A Shia bomb changes every strategic calculus, near and far.
The nuclear bomb threshold was crossed by Sunni Pakistan with hardly a murmur from the West. Ironically, Pakistan today might be one AK-47 clip away from theocracy as America retreats from South Asia. The Sunni bomb, in Pakistan or elsewhere, is the motive force behind Shia nuclear ambitions and that dismal reality flies below the radar in most analyses.
The Shia nuclear threat to Israel is real and proximate, but as a matter of priorities, the ayatollahs are probably more concerned with sectarian imperialism than Israel or Western hegemony. For the Shia minority, the bomb is plainly the technological shortcut to parity with the Sunni majority in the Muslim world.
The fault lines in the Ummah are religious. For clerical regimes, apostates are more of a worry than infidels.

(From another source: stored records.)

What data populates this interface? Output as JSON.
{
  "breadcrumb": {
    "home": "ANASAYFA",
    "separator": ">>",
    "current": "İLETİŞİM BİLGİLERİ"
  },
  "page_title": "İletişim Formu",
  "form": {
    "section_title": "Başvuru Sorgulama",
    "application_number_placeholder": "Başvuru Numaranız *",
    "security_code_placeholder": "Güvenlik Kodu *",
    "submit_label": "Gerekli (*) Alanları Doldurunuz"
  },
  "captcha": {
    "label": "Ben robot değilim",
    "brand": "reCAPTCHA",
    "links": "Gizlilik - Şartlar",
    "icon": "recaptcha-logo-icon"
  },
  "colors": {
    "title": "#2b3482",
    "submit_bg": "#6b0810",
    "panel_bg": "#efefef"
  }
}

Surely, the ayatollahs have invested in several nefarious venues like Hezb’allah and Hamas, but Persian nuclear weaponry, by any measure, is the goal that levels the playing field with Israel and Sunni Arabia -- and maybe NATO too. A nuclear Tehran changes the geo-strategic landscape; proximate, global, internecine, and international.
Netanyahu’s visit to Jenkins Hill and Glick’s political debut may seem unrelated at first glance, but the two Israeli veterans might also be viewed as a national security continuum, Israel present and future. If the past is prologue, Tel Aviv will require candid and courageous leaders like Glick until the Islamist threat implodes or is decisively defeated. Bibi is today’s active duty warrior and Caroline is the reserves, the kind of tough and focused fighter that will surely be needed tomorrow.
Like Netanyahu, Glick began her adult life as a soldier, five years with the IDF. Like the PM, she is also a graduate of an elite American university, MIT and Columbia respectively. Glick is unusual in this regard; it’s difficult to imagine American women volunteering for military service after a tour in the Ivy League.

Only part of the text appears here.